Not everyone needs to concentrate in a couple big cities. You can't afford to rent in the city go somewhere else that's cheaper. There is an abundance of land in the US not being utilized.
Why must people be subjected to witnessing others misery and self-destruction? If you care so little about their public camping would you also let someone camp in your yard?
You seem to have no sympathy for shop owners that get robbed constantly, if someone robbed you on your way to the car from the grocery store would you also be ok with it?
Even if rent is arguably cheaper outside of the big cities, the costs of living for the poor are more expensive as transportation costs increase, and economic opportunity plunges.
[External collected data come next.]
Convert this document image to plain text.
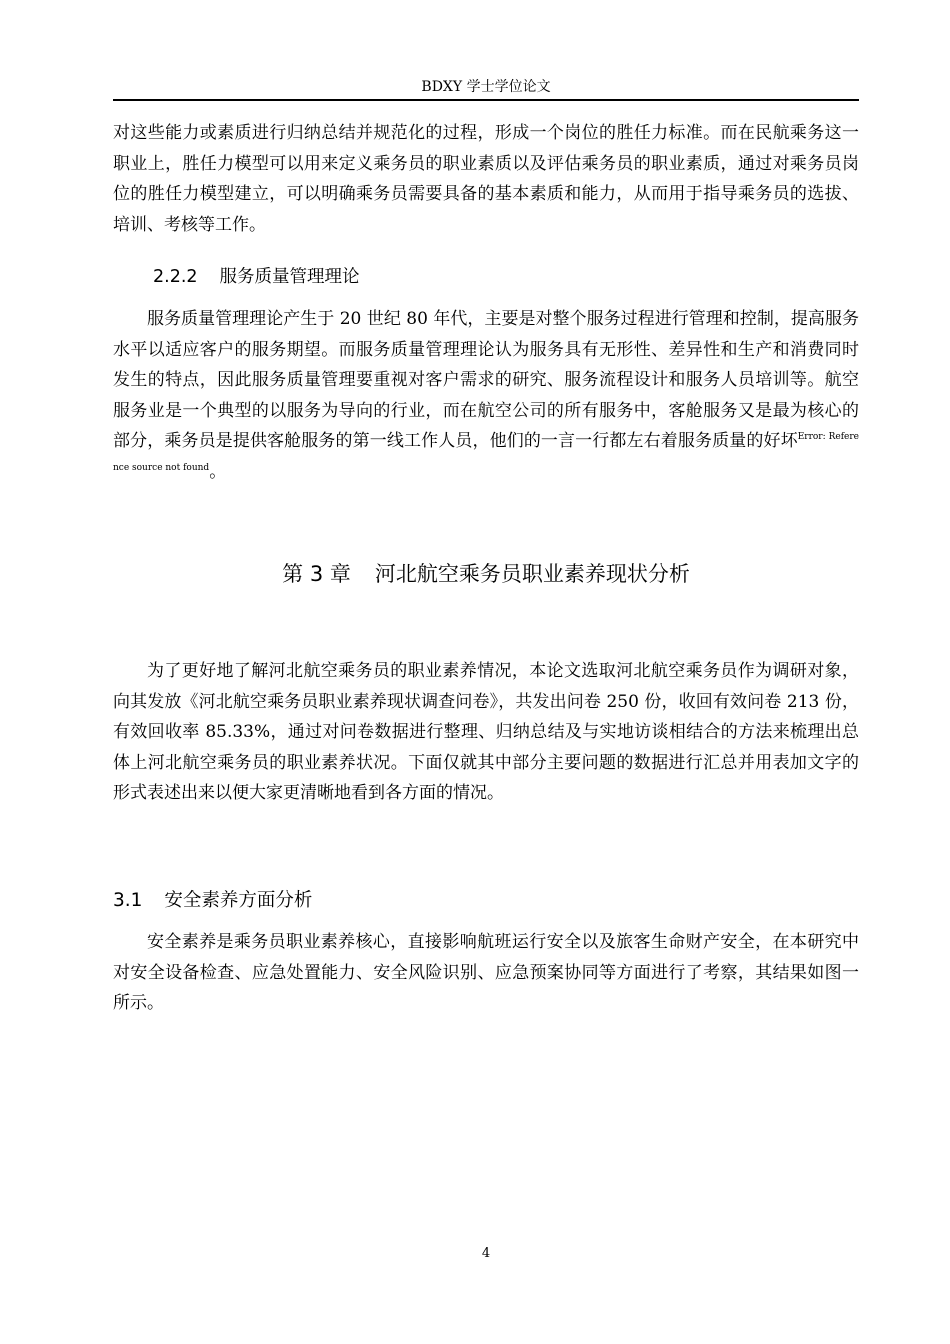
BDXY 学士学位论文

对这些能力或素质进行归纳总结并规范化的过程，形成一个岗位的胜任力标准。而在民航乘务这一职业上，胜任力模型可以用来定义乘务员的职业素质以及评估乘务员的职业素质，通过对乘务员岗位的胜任力模型建立，可以明确乘务员需要具备的基本素质和能力，从而用于指导乘务员的选拔、培训、考核等工作。

2.2.2 服务质量管理理论

服务质量管理理论产生于 20 世纪 80 年代，主要是对整个服务过程进行管理和控制，提高服务水平以适应客户的服务期望。而服务质量管理理论认为服务具有无形性、差异性和生产和消费同时发生的特点，因此服务质量管理要重视对客户需求的研究、服务流程设计和服务人员培训等。航空服务业是一个典型的以服务为导向的行业，而在航空公司的所有服务中，客舱服务又是最为核心的部分，乘务员是提供客舱服务的第一线工作人员，他们的一言一行都左右着服务质量的好坏$^{Error: Reference source not found}$。

第 3 章 河北航空乘务员职业素养现状分析

为了更好地了解河北航空乘务员的职业素养情况，本论文选取河北航空乘务员作为调研对象，向其发放《河北航空乘务员职业素养现状调查问卷》，共发出问卷 250 份，收回有效问卷 213 份，有效回收率 85.33%，通过对问卷数据进行整理、归纳总结及与实地访谈相结合的方法来梳理出总体上河北航空乘务员的职业素养状况。下面仅就其中部分主要问题的数据进行汇总并用表加文字的形式表述出来以便大家更清晰地看到各方面的情况。

3.1 安全素养方面分析

安全素养是乘务员职业素养核心，直接影响航班运行安全以及旅客生命财产安全，在本研究中对安全设备检查、应急处置能力、安全风险识别、应急预案协同等方面进行了考察，其结果如图一所示。

4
Of course it makes sense for economically precarious people to move to the city. We should expect and applaud them for making this decision. It’s where all the jobs are.
No it's not, stop spreading misinformation. It's illegal as it always has been, and stop listening to police about why they do what they do. They are not honest about it and their incentives and motives are easy to decipher once you choose to.
Homeless people aren't camping! That's where they live. If you want to make homelessness a crime you could prosecute landlords who evict people with nowhere to go. Why isn't that the crime?
Just think for a minute please about the propaganda you've internalized and are now spreading with these positions. These are complex issues and the view of the police, and police-based solutions, are not the only or best approaches.
Half-assed solutions lead to half-assed results. Decriminalization sounds nice to liberals, but when you continue to criminalize the production and sale of drugs you still get almost all of the same problems you had before decriminalization.